Intercalated Fullerenes and Carbon Nanotubes

Abstract

Since the discovery of soccer-ball-shaped C60 (Kroto et al., 1985), fullerenes have been added to the family of allotropes of carbon element. During the fullerene formation by arc-discharge of graphite electrodes, carbon nanotubes were simultaneously grown as a deposit on the electrode (Iijima, 1991).
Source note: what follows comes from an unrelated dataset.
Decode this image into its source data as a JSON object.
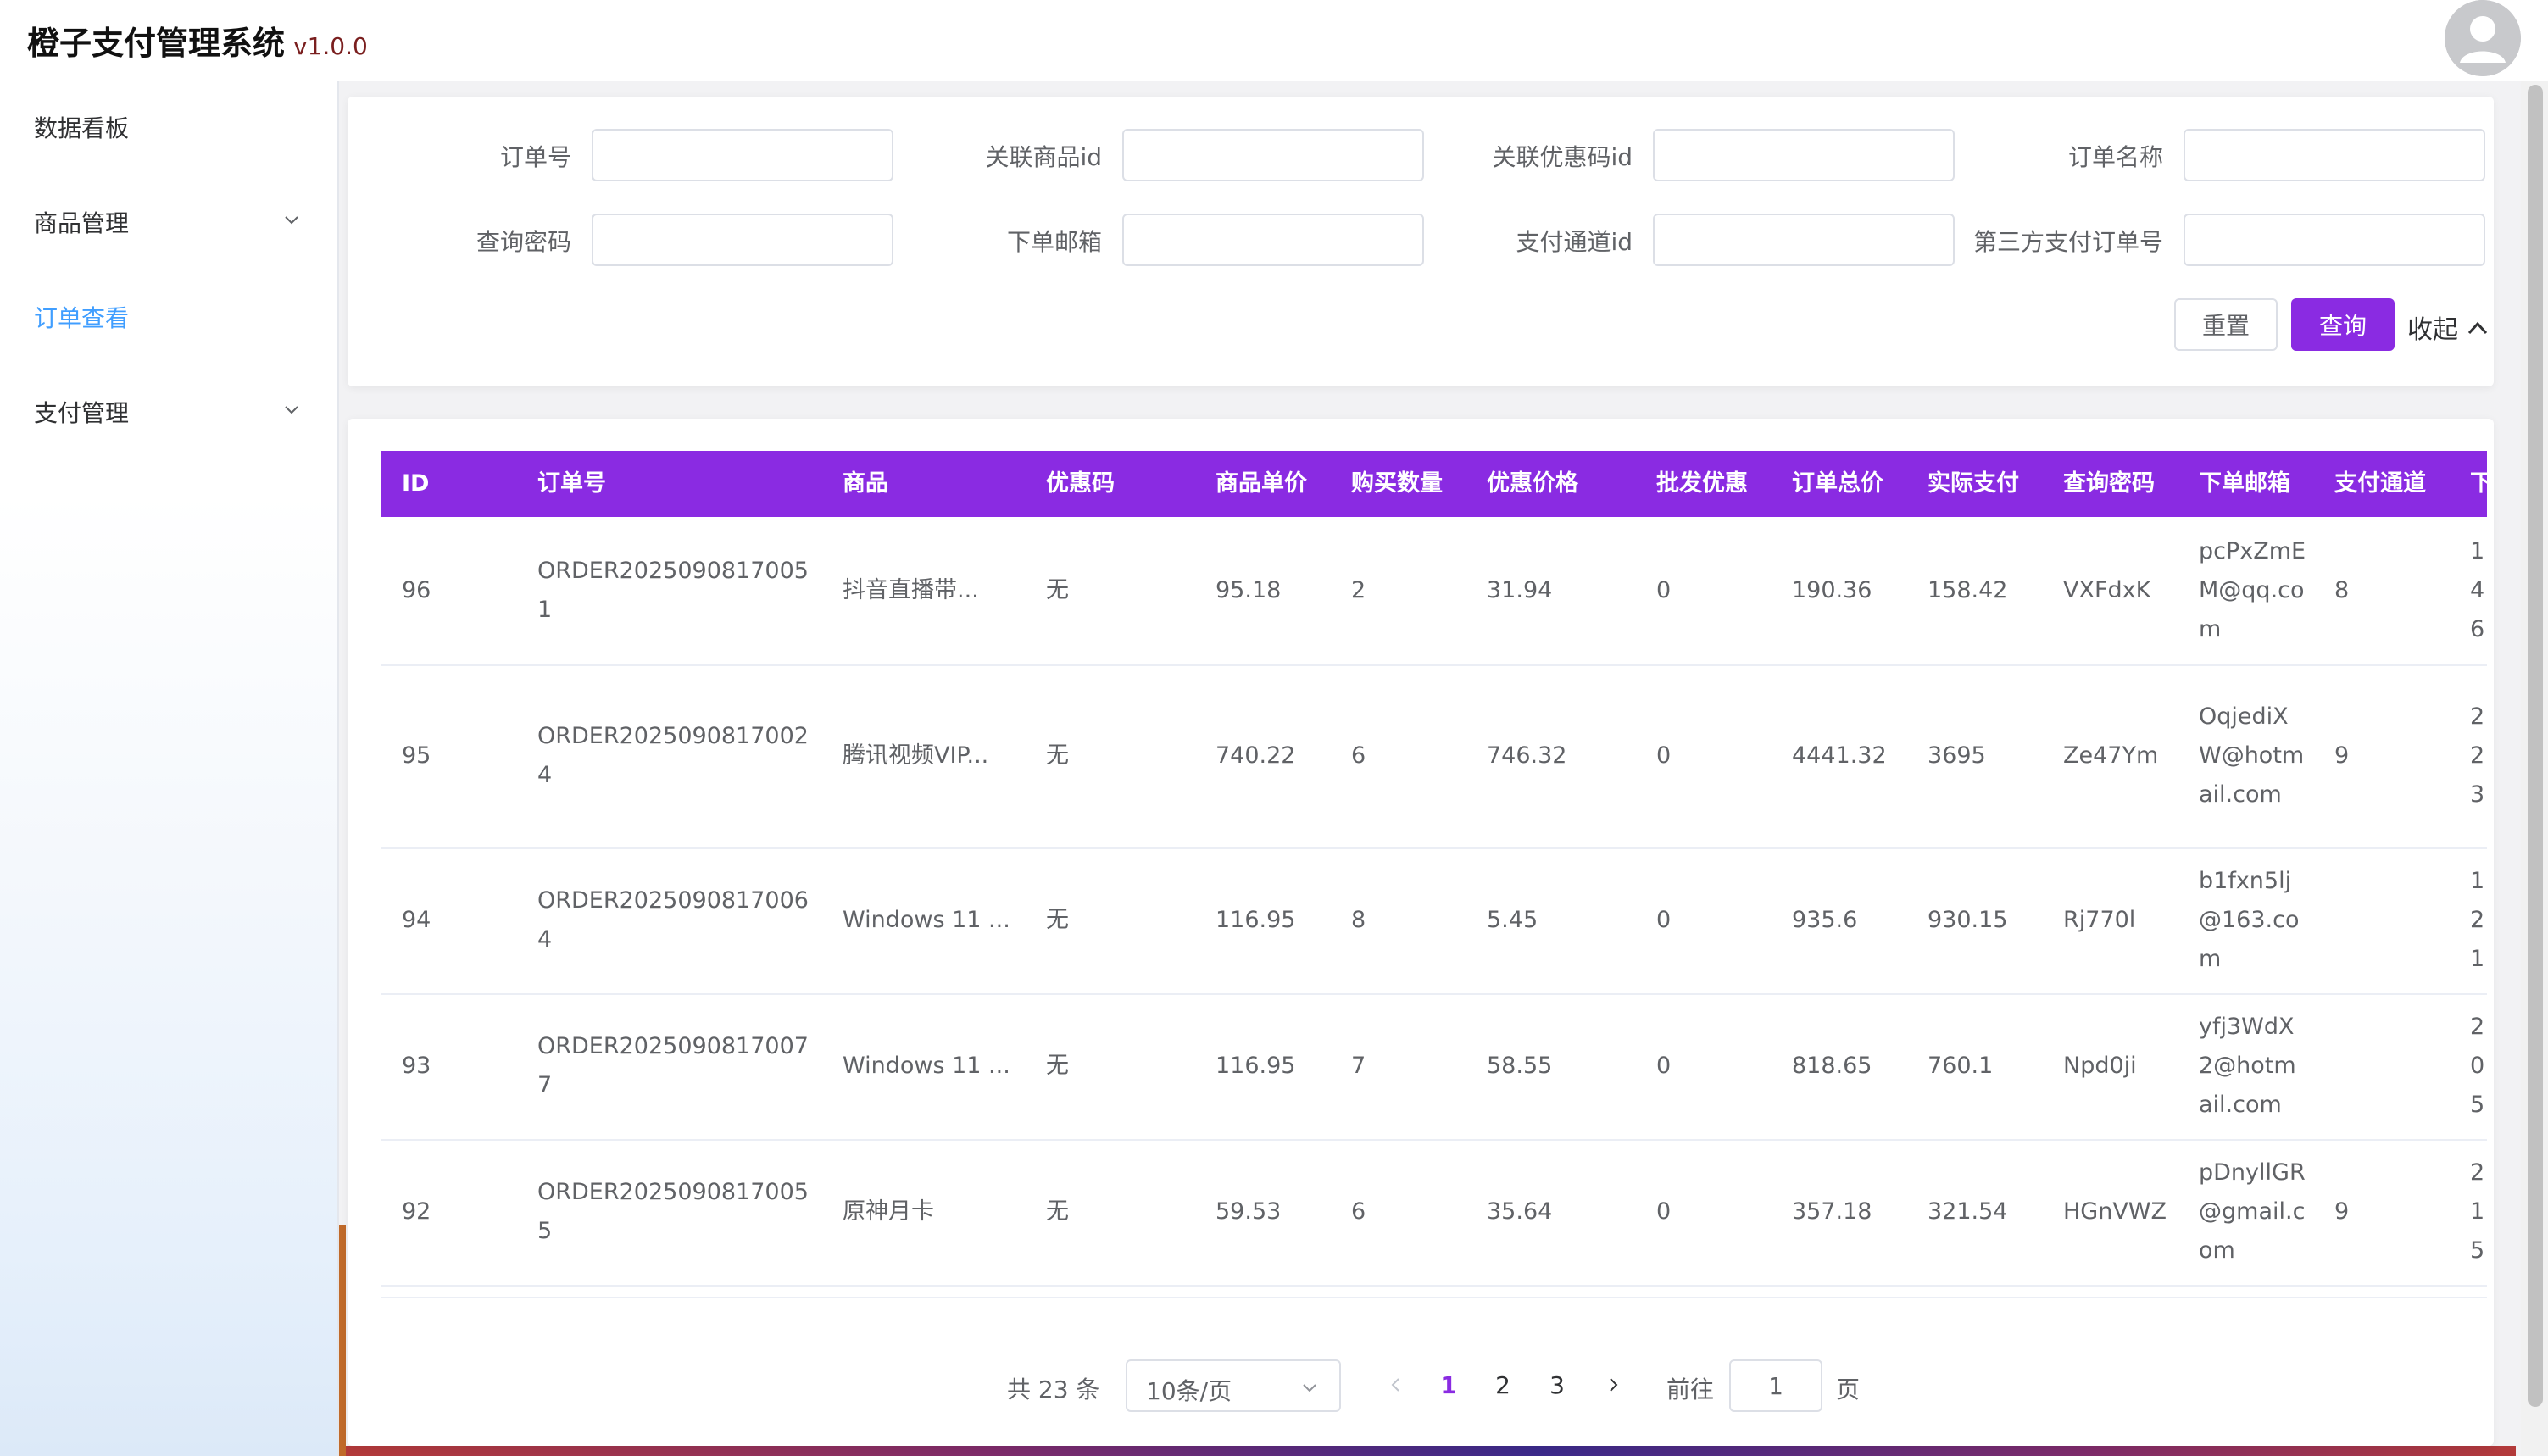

The carbon nanotubes consist of single or multiple graphene sheets rolled in the form of a seamless cylinder, with the diameter of the hollow core being almost 10 Å (similar to that of fullerenes) or even as small as 4 Å. For these new forms of nanometer-sized carbon, so-called nanocarbons, basically similar concepts as GICs have been applied from the aspects of structures, electronic properties, and functionalities that can be controlled by doping or intercalation process. That is, the bonding force between nanoballs or nanotubes is governed by weak van der Waals forces, so that foreign species such as atoms or molecules can be intercalated (or doped) in the van der Waals gaps, similar to graphite. So, from applications and the basic science of these new carbon families, intercalation as well as doping to these hosts has been studied intensively in the last ten years. There are three kinds of doping reactions of guest species into these host materials, which are reflected in their specific structure. Guest atoms can be introduced by substituting the carbon atoms of the hosts. This process is generally called “doping,” as there is a similarity with the doping process in semiconductors, where, in general, there is no long-range periodicity in the guest arrangement against the host crystal. Guests can locate in the hollow cores of fullerenes or carbon nanotubes as well as on their outer surfaces. GICs establish the super-lattice structure between the host of the graphite lattice and the inserted guest species, where the long-range periodicity along the c-axis as well as on the a-b plane is formed. According to the original meaning of “intercalation,” periodic doping to the host materials is defined as intercalation. So, the three kinds of doping are: (1) endohedral doping into the hollow cage; (2) substitutional doping by replacing the carbon atoms on the cages; and (3) exohedral doping where the dopants are sited in the gaps between the cage molecules of a fullerene crystal or between carbon nanotubes in the array of the bundle form.